What The Market Wants: Why, Oh Why, Don't You Rebound?

by: David Brown

The S&P 500 closed at 1309 on Monday, down well over 1%. The NASDAQ closed down nearly 2%. In light of relative valuations and current global prospects for the past six months, the question begs an answer: Why? Let's begin with an overview of the results of the past week.

Last week lacked catastrophically bad news. China lowered its prime interest rate to combat its slowing growth. The world continued to wait for a solution to Europe's worst problems, currently formulated (but don't hold your breath) as a proposed infusion of $125 billion into Spain's banking system, which if consummated, should stabilize Spain and leave the Greek election on June 17 as the worst potential problem on the European front for now. Other than a very poor Factory Orders report last Monday, the remaining domestic economic reports were slightly below expectations but nothing particularly troubling.

The lowering of China's prime interest rate, the European positive rumors, and no really bad economic new domestically resulted in a robust market that gained from 3 to 4%, depending on your favorite index.

Market Stats. Especially bullish among style/caps was Small-cap Growth, leading the way with a 4.74% gain for the week. Even the worst style/cap Mid-cap All, was strong at +3.50%. Due to the European rumors, Financials was the leading sector up a strong 4.91%; while it gained about 20% since its October 2011 low, it's still 15% below its early 2011 high and less than 50% below its 2007 high.

Other strong sectors included Technology, Cyclical Consumer, and Basic Materials. Telecom, one of last week's leaders was the worst, but with a gain of 2.6%. All in all, the market's performance was quite bullish with the S&P 500 closing at 1326, well above its 1260 support level. For scorekeepers, that is about 100 points below the high in early April.

Despite a new economic report showing a continued slowdown in retail sales, the Asian markets reacted favorably to the reported infusion for Spain. The Nikkei closed up 2%, and the mainland Shanghai Composite closed up more than 1%.

The European bourses opened in very strong fashion, as expected. Oil prices advanced, as did gold. But amidst the euphoria, questions began to arise about exactly what the Spanish request really meant with regard to Europe as a whole. Concerns swarmed over whether Greece would be more likely to vote against austerity views in the election of June 17, following Spain's request. If Spain need not bear severe austerity measures, then why hadn't Greece been treated similarly? Without trying to sort out the rationale, the bourses prices began to retreat, as did oil prices and gold.

Domestic markets opened Monday morning in a positive although restrained manner, opening up nearly 10 S&P points, or nearly 1%. But the muted response here seemed to reinforce the growing concerns in Europe. The CRB prices fell, and soon oil and gold were down, not up. The Euro fell back below the U.S. dollar despite its early rally. The FTSE closed down slightly and the German DAX closed up but only by 0.17%. The rest of Europe was mixed. As noted in our opening, the U.S. markets steadily fell throughout the day, albeit on fairly light volume. It is very hard to draw sweeping conclusions from today other than it wasn't what most expected.

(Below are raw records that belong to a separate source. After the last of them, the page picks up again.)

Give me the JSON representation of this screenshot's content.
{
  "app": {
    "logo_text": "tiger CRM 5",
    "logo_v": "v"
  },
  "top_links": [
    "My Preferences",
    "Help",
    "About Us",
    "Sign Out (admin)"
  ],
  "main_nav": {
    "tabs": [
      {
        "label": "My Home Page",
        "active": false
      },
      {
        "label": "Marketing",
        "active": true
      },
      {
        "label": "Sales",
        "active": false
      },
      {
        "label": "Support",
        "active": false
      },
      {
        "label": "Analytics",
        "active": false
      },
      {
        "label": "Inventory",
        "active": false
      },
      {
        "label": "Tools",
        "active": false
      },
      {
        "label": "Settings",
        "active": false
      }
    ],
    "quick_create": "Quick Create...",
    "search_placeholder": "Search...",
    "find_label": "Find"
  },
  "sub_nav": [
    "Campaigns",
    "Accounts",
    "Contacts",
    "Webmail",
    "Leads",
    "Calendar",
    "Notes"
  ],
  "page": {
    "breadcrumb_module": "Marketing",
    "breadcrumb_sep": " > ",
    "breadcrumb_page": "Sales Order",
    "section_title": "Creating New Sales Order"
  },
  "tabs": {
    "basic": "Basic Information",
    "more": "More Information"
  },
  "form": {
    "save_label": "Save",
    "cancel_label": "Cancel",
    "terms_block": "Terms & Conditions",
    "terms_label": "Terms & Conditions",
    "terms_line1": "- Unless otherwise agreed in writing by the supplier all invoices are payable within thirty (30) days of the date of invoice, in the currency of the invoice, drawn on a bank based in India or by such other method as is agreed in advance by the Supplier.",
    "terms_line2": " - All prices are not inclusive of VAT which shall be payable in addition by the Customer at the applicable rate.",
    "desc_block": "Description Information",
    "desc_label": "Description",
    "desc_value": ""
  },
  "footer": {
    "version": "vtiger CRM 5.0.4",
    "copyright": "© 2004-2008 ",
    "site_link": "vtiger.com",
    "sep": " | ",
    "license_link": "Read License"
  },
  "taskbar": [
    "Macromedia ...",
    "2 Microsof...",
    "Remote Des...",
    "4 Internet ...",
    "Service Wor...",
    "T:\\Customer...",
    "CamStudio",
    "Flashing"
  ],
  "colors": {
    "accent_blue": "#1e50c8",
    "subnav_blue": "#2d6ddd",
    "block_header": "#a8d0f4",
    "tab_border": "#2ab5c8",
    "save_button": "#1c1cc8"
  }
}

Regarding valuations, the Sabrient GARP (Growth at a Reasonable Price) 100 is at better valuations than in late September 2011 when the S&P 500 traded at prices near 1100. The GARP 300 is near the same valuation of that period. The GARP 1000 is a bit higher than valuations of September 2011, but well below the valuations in May 2011 when the market traded near current levels. Next quarter's expected quarter-over-quarter earnings growth is a priced a little higher than September but lower than May. And longer term valuations such as the 5-year PEG for the GARP 100 and GARP 300 are actually almost as low as they were in March 2009!

So clearly, it is not a valuation issue based on corporate earnings health, unless a fairly severe downturn in global activity is foreseen. We will get peeks at the changes in our economy this week with Retail Sales and Business Inventories on Wednesday, Initial Jobless Claims on Thursday, and the important Industrial Production along with Michigan Consumer Sentiment on Friday. Export/ Import prices, PPI, and CPI also are reported this week, but no one seems very worried about inflation at this point (famous last words).

We suggest caution, with a lot of opportunities for bargain hunting but a need for hedges using the European ETFs we have provided in the past few issues. Probably the VGK would be best now or a Euro Hedge such as the FXE.

4 Stock Ideas for this Market

This week, I used the GARP preset search in MyStockFinder, including only Small-cap stocks. Here are four you may find interesting:

Cascade Corp. (NYSE:CASC-OLD)—Cyclical Consumer

C&J Energy Services, Inc. (NYSE:CJES) — Energy

Globecomm Systems Inc. (NASDAQ:GCOM)—Technology

Kapstone Paper and Packaging Corp. (NYSE:KS)—Basic Materials

Disclosure: The author does not hold positions in any of the stocks mentioned in this article.